Chers amis et bienfaiteurs,
Il y a trente-six ans, le 30 juin 1988, Monseigneur Lefebvre réalisait « l’opération-survie » de la Tradition catholique en sacrant quatre évêques auxiliaires pour la Fraternité Saint-Pie X.
Le vénéré prélat avait pourtant tout fait pour éviter cette consécration, allant notamment à Rome maintes et maintes fois pour ouvrir les yeux des autorités ecclésiastiques sur la très grave crise, peut-être la pire de son histoire, que traverse l’Église : dérive doctrinale, et maintenant morale, décomposition liturgique, évanouissement de la pratique religieuse, disparition inquiétante des vocations sacerdotales et religieuses, et comme conséquence, effacement toujours plus rapide de l’empreinte chrétienne dans nos pays, suivi de la mise en place de lois de persécution concernant le secret de la confession, la prédication évangélique, la défense de la vie, le maintien des normes morales et l’affirmation de la nature des choses.
Mais rien n’y avait fait.
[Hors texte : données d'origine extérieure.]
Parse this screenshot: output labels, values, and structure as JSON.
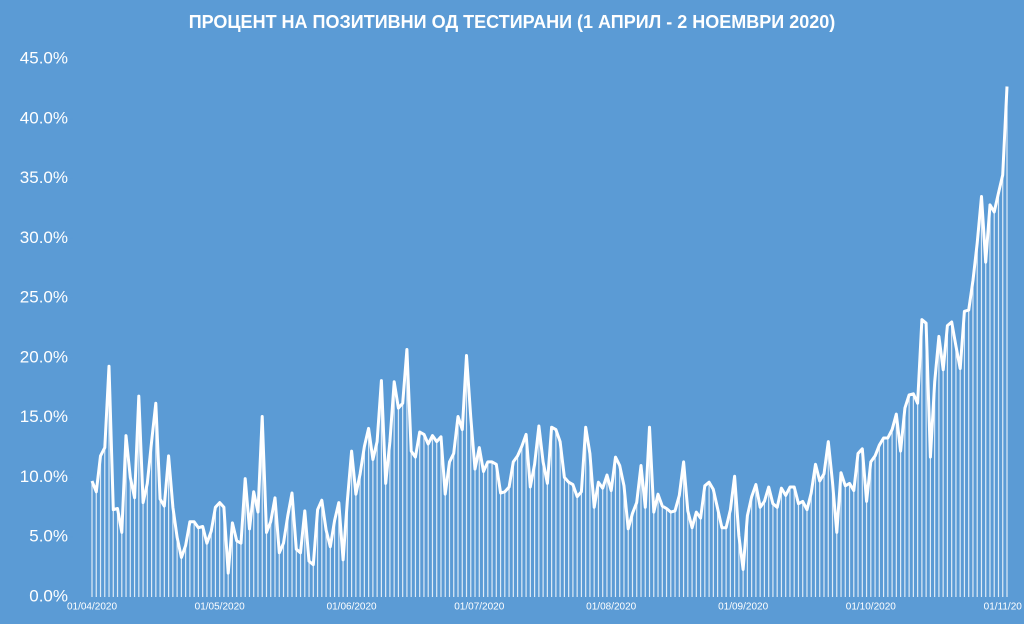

Devant cet aveuglement inexplicable, Monseigneur Lefebvre a compris, dans la prière et la méditation, que la volonté de Dieu était qu’il se donne des auxiliaires, puis des successeurs, dans la charge épiscopale de conférer le sacrement de confirmation et le sacrement de l’ordre, pour que l’Église continue. Il n’y avait même pas vingt ans que la Fraternité Saint-Pie X avait été fondée.
Ces consécrations épiscopales mirent chaque catholique attaché à la Tradition en face de la « tragique nécessité de choisir ».
Il était impossible de rester neutre, de passer à côté, de prétendre ne pas choisir. Soit vous acceptiez les « prêtres d’Écône », ordonnés par les nouveaux évêques, soit vous refusiez tout rapport avec eux.
Ce fut une impressionnante bagarre, qui divisa les familles, les amis, les associations, les chapelles. Même si, contrairement à la prédiction de Monseigneur Perl, ce furent 80 % des fidèles qui restèrent fidèles, et moins de 20 % qui crurent devoir se séparer.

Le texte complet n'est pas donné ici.